Hessen: Burka-Verbot im Verdi-Tarifvertrag

Fünf Gewerkschaften in Hessen haben im öffentlichen Dienst ein so genanntes Burka-Verbot im Tarifvertrag akzeptiert. Damit haben sie der hessischen Landesregierung von CDU und Grünen die Hintertür geöffnet, um die Vollverschleierung zu verbieten, obwohl ein entsprechendes Gesetz gar nicht existiert.

Am 4. April hat die Verdi-Tarifkommission dem neuen Abschluss für 45.000 Landesbeschäftigte zugestimmt. Darin ist ein Passus enthalten, der ihnen vorschreibt, dass sie „ihr Gesicht bei Ausübung des Dienstes oder bei einer Tätigkeit mit unmittelbarem Dienstbezug grundsätzlich nicht verhüllen dürfen“. Zugestimmt haben neben Verdi auch die GEW und drei weitere Gewerkschaften.

Der Vertrag, der eine moderate Lohnerhöhung von 4,2 Prozent auf zwei Jahre und ein Jobticket für den Nahverkehr beinhaltet, wird auch auf 90.000 hessische Beamte übertragen. Das Land Hessen ist schon 2004 aus dem gemeinsamen Tarifvertrag der Länder (TV-L) ausgestiegen.

Innenminister Peter Beuth (CDU) soll die Zustimmung zum Vollverschleierungsparagraphen zur ultimativen Bedingung für den Vertragsabschluss gemacht haben. Beuth gehört wie sein Chef und Amtsvorgänger, der hessische Ministerpräsident Volker Bouffier, zu den Hardlinern der CDU/CSU, denen die massive innerstaatliche Aufrüstung von Bundesinnenminister Thomas de Maizière nicht weit genug geht.

Das Verbot der Vollverschleierung gilt als prominente Forderung, mit der die CDU Stimmen von der AfD zurückgewinnen will. Während sie nur eine verschwindend geringe Zahl von Frauen betrifft, wird sie benutzt, um anti-muslimische Stimmungen zu schüren. Sie ist Bestandteil der „Berliner Erklärung der Innenminister von CDU und CSU“ vom August 2016. Zu den Forderungen gehören: die Aufstockung der Polizei in Bund und Ländern, der Einsatz der Bundeswehr im Innern, eine Videoüberwachung öffentlicher Plätze, eine europaweite Vernetzung der Datenbanken und die Abschaffung der doppelten Staatsbürgerschaft.
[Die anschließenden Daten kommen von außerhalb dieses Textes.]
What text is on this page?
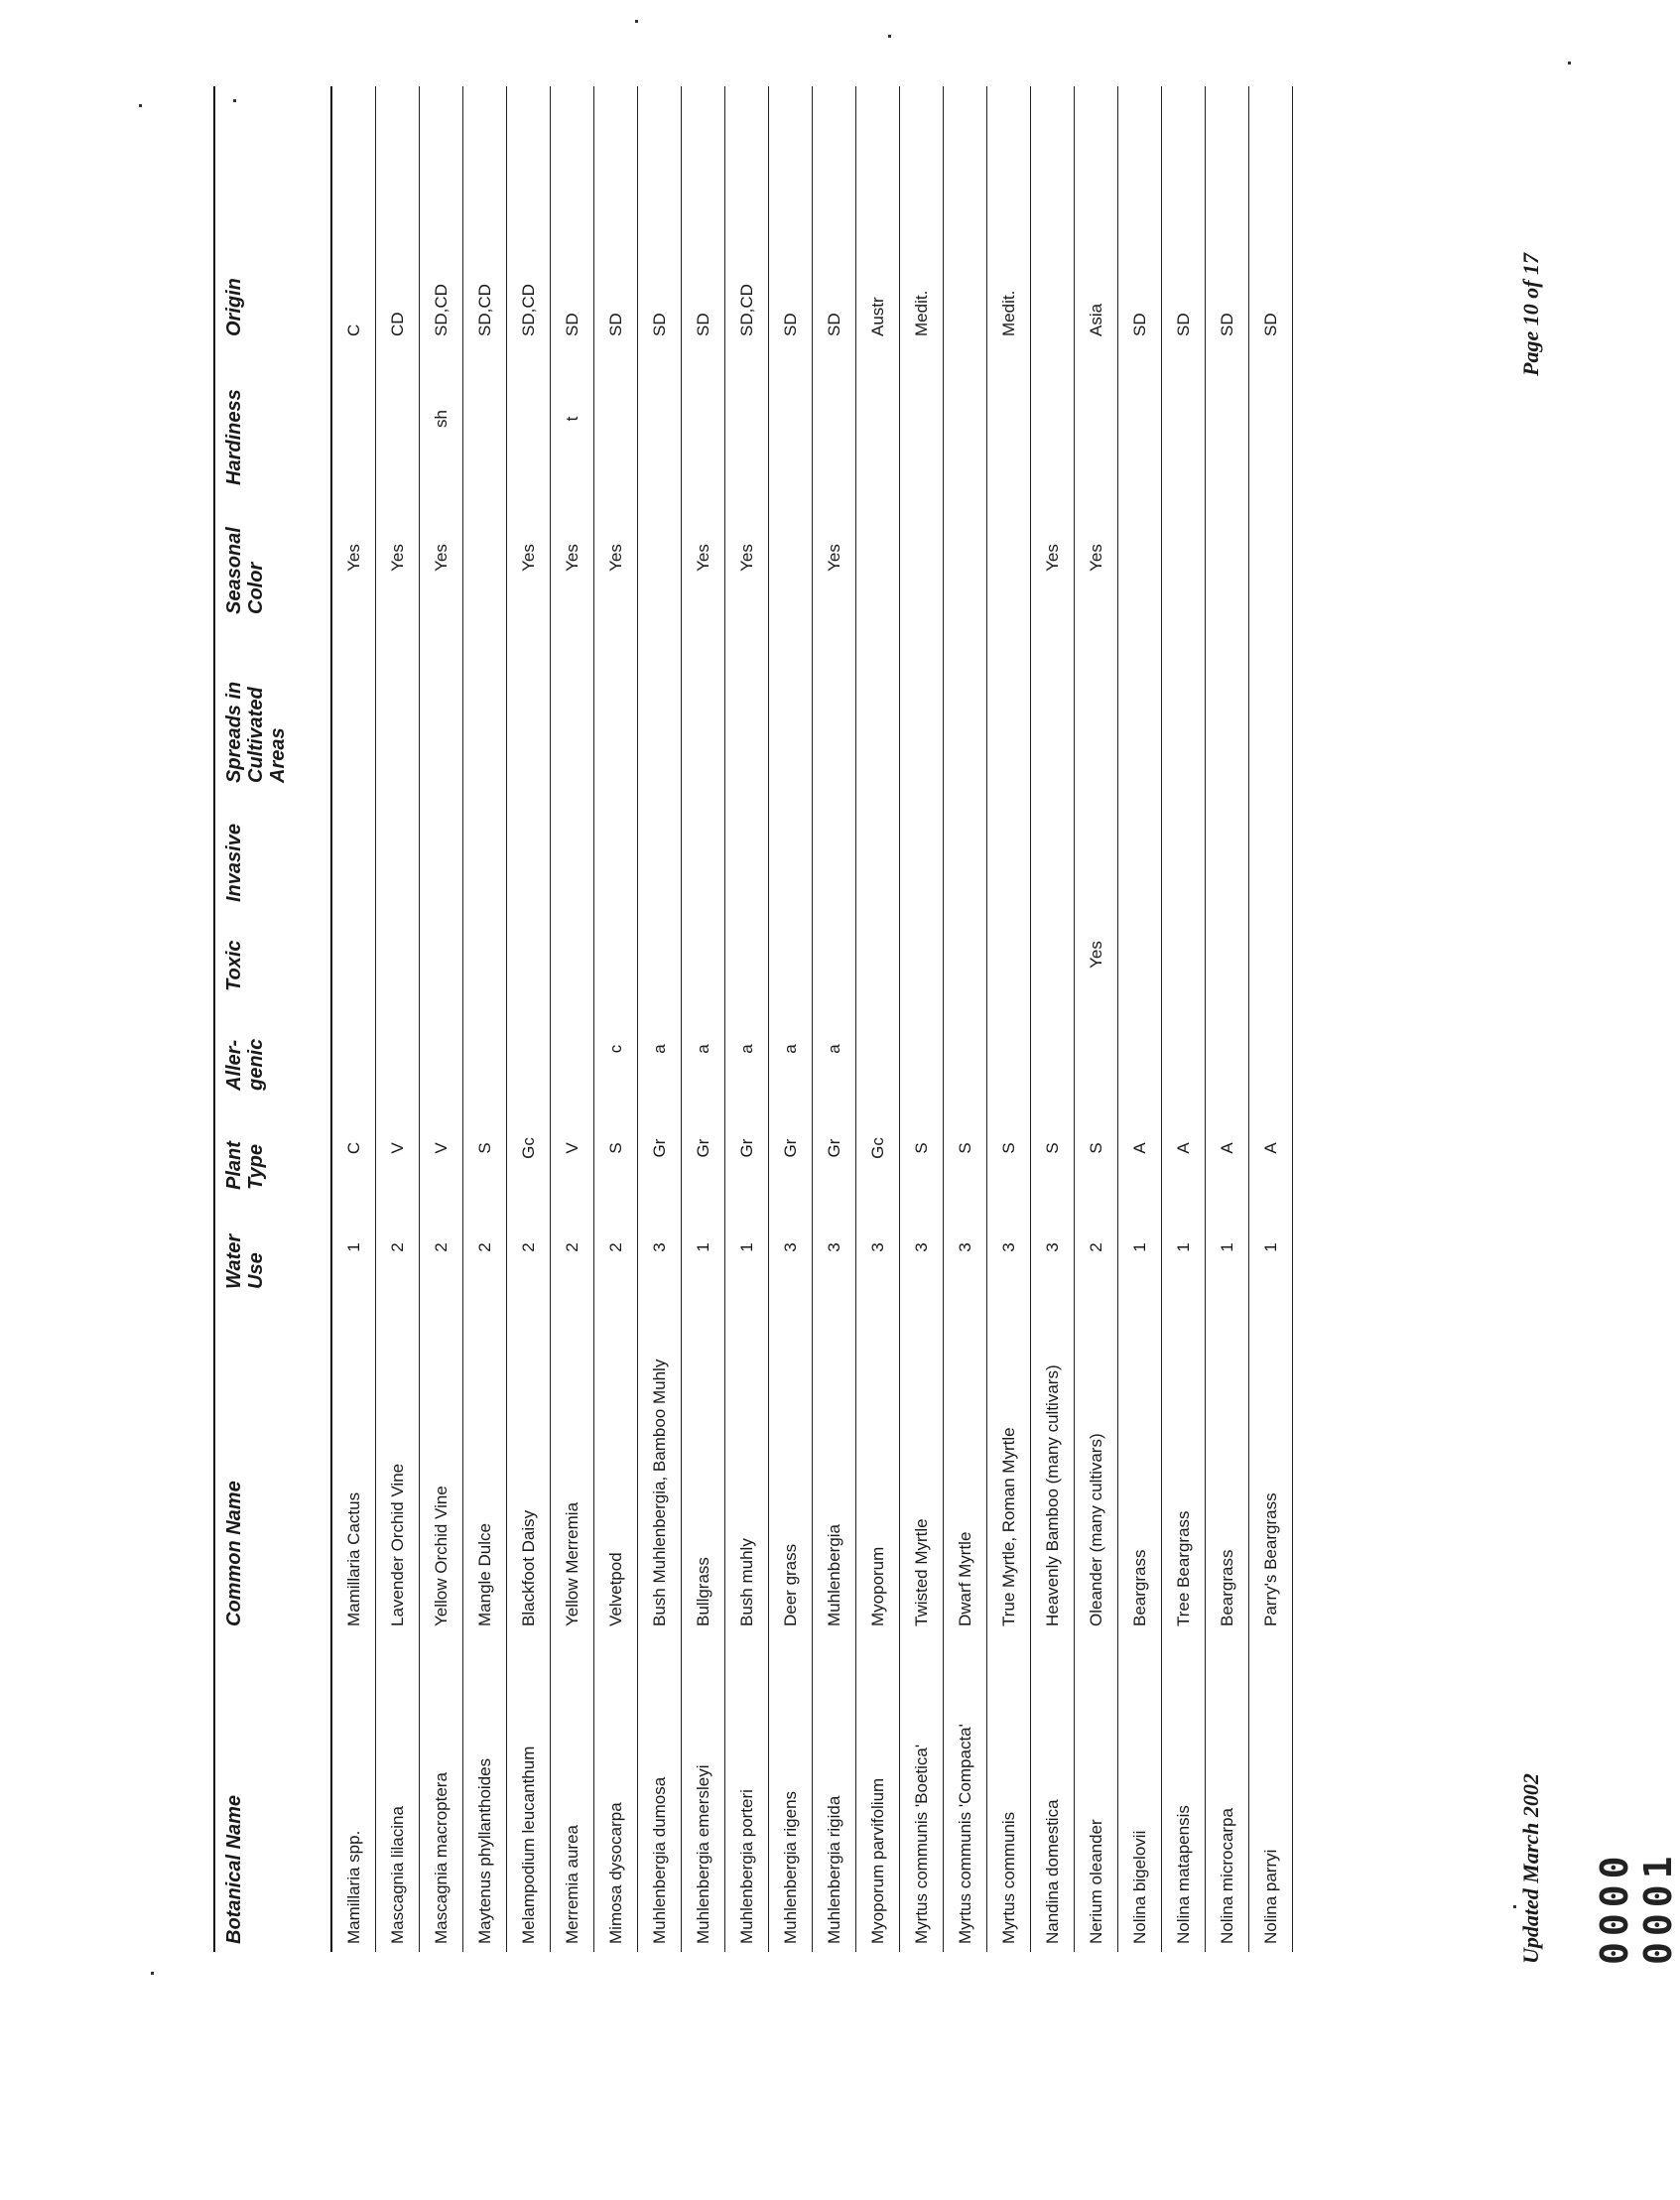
Botanical Name	Common Name	Water Use	Plant Type	Aller-genic	Toxic	Invasive	Spreads in Cultivated Areas	Seasonal Color	Hardiness	Origin
Mamillaria spp.	Mamillaria Cactus	1	C					Yes		C
Mascagnia lilacina	Lavender Orchid Vine	2	V					Yes		CD
Mascagnia macroptera	Yellow Orchid Vine	2	V					Yes	sh	SD,CD
Maytenus phyllanthoides	Mangle Dulce	2	S							SD,CD
Melampodium leucanthum	Blackfoot Daisy	2	Gc					Yes		SD,CD
Merremia aurea	Yellow Merremia	2	V					Yes	t	SD
Mimosa dysocarpa	Velvetpod	2	S	c				Yes		SD
Muhlenbergia dumosa	Bush Muhlenbergia, Bamboo Muhly	3	Gr	a						SD
Muhlenbergia emersleyi	Bullgrass	1	Gr	a				Yes		SD
Muhlenbergia porteri	Bush muhly	1	Gr	a				Yes		SD,CD
Muhlenbergia rigens	Deer grass	3	Gr	a						SD
Muhlenbergia rigida	Muhlenbergia	3	Gr	a				Yes		SD
Myoporum parvifolium	Myoporum	3	Gc							Austr
Myrtus communis 'Boetica'	Twisted Myrtle	3	S							Medit.
Myrtus communis 'Compacta'	Dwarf Myrtle	3	S							
Myrtus communis	True Myrtle, Roman Myrtle	3	S							Medit.
Nandina domestica	Heavenly Bamboo (many cultivars)	3	S					Yes		
Nerium oleander	Oleander (many cultivars)	2	S		Yes			Yes		Asia
Nolina bigelovii	Beargrass	1	A							SD
Nolina matapensis	Tree Beargrass	1	A							SD
Nolina microcarpa	Beargrass	1	A							SD
Nolina parryi	Parry's Beargrass	1	A							SD
Updated March 2002
Page 10 of 17
0000 0001
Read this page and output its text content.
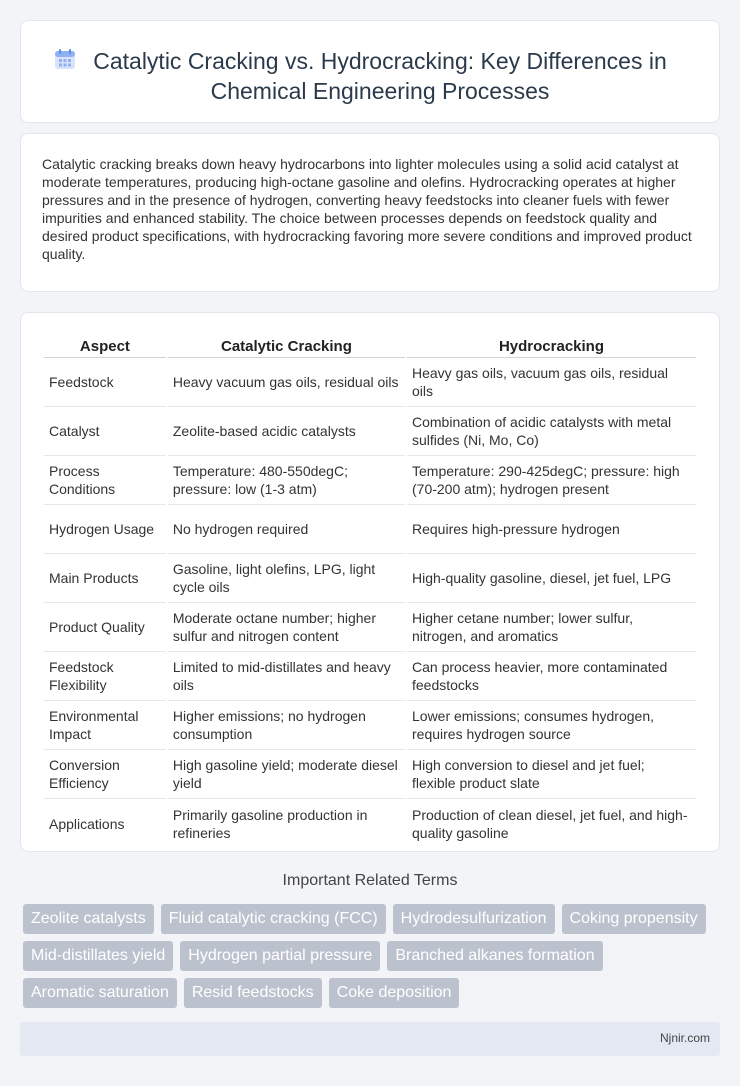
Catalytic Cracking vs. Hydrocracking: Key Differences in Chemical Engineering Processes

Catalytic cracking breaks down heavy hydrocarbons into lighter molecules using a solid acid catalyst at moderate temperatures, producing high-octane gasoline and olefins. Hydrocracking operates at higher pressures and in the presence of hydrogen, converting heavy feedstocks into cleaner fuels with fewer impurities and enhanced stability. The choice between processes depends on feedstock quality and desired product specifications, with hydrocracking favoring more severe conditions and improved product quality.

Aspect	Catalytic Cracking	Hydrocracking
Feedstock	Heavy vacuum gas oils, residual oils	Heavy gas oils, vacuum gas oils, residual oils
Catalyst	Zeolite-based acidic catalysts	Combination of acidic catalysts with metal sulfides (Ni, Mo, Co)
Process Conditions	Temperature: 480-550degC; pressure: low (1-3 atm)	Temperature: 290-425degC; pressure: high (70-200 atm); hydrogen present
Hydrogen Usage	No hydrogen required	Requires high-pressure hydrogen
Main Products	Gasoline, light olefins, LPG, light cycle oils	High-quality gasoline, diesel, jet fuel, LPG
Product Quality	Moderate octane number; higher sulfur and nitrogen content	Higher cetane number; lower sulfur, nitrogen, and aromatics
Feedstock Flexibility	Limited to mid-distillates and heavy oils	Can process heavier, more contaminated feedstocks
Environmental Impact	Higher emissions; no hydrogen consumption	Lower emissions; consumes hydrogen, requires hydrogen source
Conversion Efficiency	High gasoline yield; moderate diesel yield	High conversion to diesel and jet fuel; flexible product slate
Applications	Primarily gasoline production in refineries	Production of clean diesel, jet fuel, and high-quality gasoline
Important Related Terms
Zeolite catalysts	Fluid catalytic cracking (FCC)	Hydrodesulfurization	Coking propensity
Mid-distillates yield	Hydrogen partial pressure	Branched alkanes formation
Aromatic saturation	Resid feedstocks	Coke deposition
Njnir.com
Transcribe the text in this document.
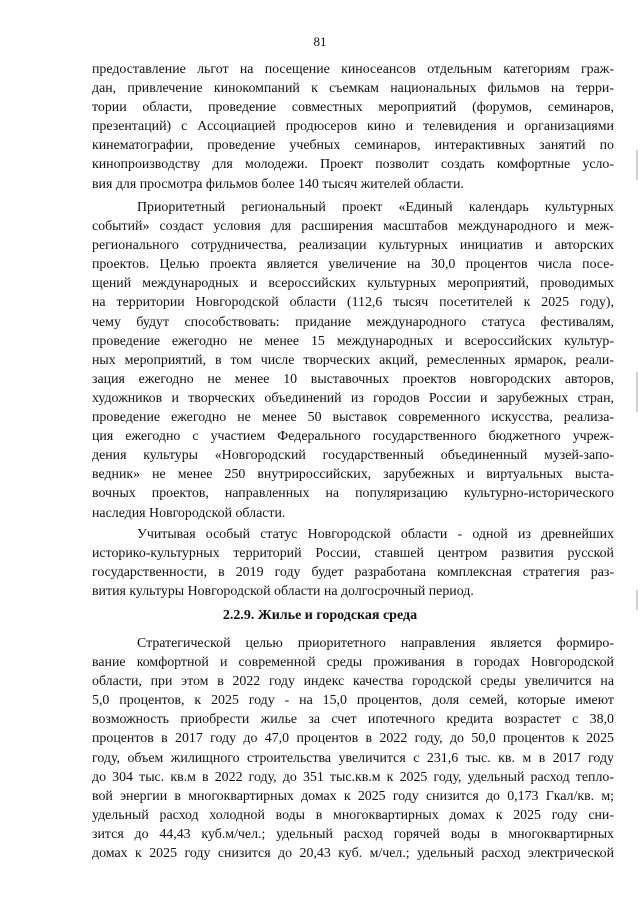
81
предоставление льгот на посещение киносеансов отдельным категориям граж-
дан, привлечение кинокомпаний к съемкам национальных фильмов на терри-
тории области, проведение совместных мероприятий (форумов, семинаров,
презентаций) с Ассоциацией продюсеров кино и телевидения и организациями
кинематографии, проведение учебных семинаров, интерактивных занятий по
кинопроизводству для молодежи. Проект позволит создать комфортные усло-
вия для просмотра фильмов более 140 тысяч жителей области.
Приоритетный региональный проект «Единый календарь культурных
событий» создаст условия для расширения масштабов международного и меж-
регионального сотрудничества, реализации культурных инициатив и авторских
проектов. Целью проекта является увеличение на 30,0 процентов числа посе-
щений международных и всероссийских культурных мероприятий, проводимых
на территории Новгородской области (112,6 тысяч посетителей к 2025 году),
чему будут способствовать: придание международного статуса фестивалям,
проведение ежегодно не менее 15 международных и всероссийских культур-
ных мероприятий, в том числе творческих акций, ремесленных ярмарок, реали-
зация ежегодно не менее 10 выставочных проектов новгородских авторов,
художников и творческих объединений из городов России и зарубежных стран,
проведение ежегодно не менее 50 выставок современного искусства, реализа-
ция ежегодно с участием Федерального государственного бюджетного учреж-
дения культуры «Новгородский государственный объединенный музей-запо-
ведник» не менее 250 внутрироссийских, зарубежных и виртуальных выста-
вочных проектов, направленных на популяризацию культурно-исторического
наследия Новгородской области.
Учитывая особый статус Новгородской области - одной из древнейших
историко-культурных территорий России, ставшей центром развития русской
государственности, в 2019 году будет разработана комплексная стратегия раз-
вития культуры Новгородской области на долгосрочный период.
2.2.9. Жилье и городская среда
Стратегической целью приоритетного направления является формиро-
вание комфортной и современной среды проживания в городах Новгородской
области, при этом в 2022 году индекс качества городской среды увеличится на
5,0 процентов, к 2025 году - на 15,0 процентов, доля семей, которые имеют
возможность приобрести жилье за счет ипотечного кредита возрастет с 38,0
процентов в 2017 году до 47,0 процентов в 2022 году, до 50,0 процентов к 2025
году, объем жилищного строительства увеличится с 231,6 тыс. кв. м в 2017 году
до 304 тыс. кв.м в 2022 году, до 351 тыс.кв.м к 2025 году, удельный расход тепло-
вой энергии в многоквартирных домах к 2025 году снизится до 0,173 Гкал/кв. м;
удельный расход холодной воды в многоквартирных домах к 2025 году сни-
зится до 44,43 куб.м/чел.; удельный расход горячей воды в многоквартирных
домах к 2025 году снизится до 20,43 куб. м/чел.; удельный расход электрической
In Hessen sind Innenminister Beuth und Ministerpräsident Bouffier die Vorreiter dieser rechten Kampagne. So erklärte Bouffier im August 2016 zur Vollverschleierung: „Wer sich selbst per Kleidung von der Gesellschaft ausschließt, der kann hier nicht vernünftig integriert werden.“ Eine „Burka-tragende Frau“ sei für ihn im öffentlichen Dienst nicht vorstellbar.

Seither hat die bayerische CSU-Landesregierung bereits ein Burka-Verbot in Teilen der Öffentlichkeit gesetzlich beschlossen. So darf in Bayern im öffentlichen Dienst, in Kindergärten, Schulen und Universitäten, an Gerichten, beim Autofahren, in Wahllokalen und bei Personenkontrollen das Gesicht nicht mehr verhüllt werden.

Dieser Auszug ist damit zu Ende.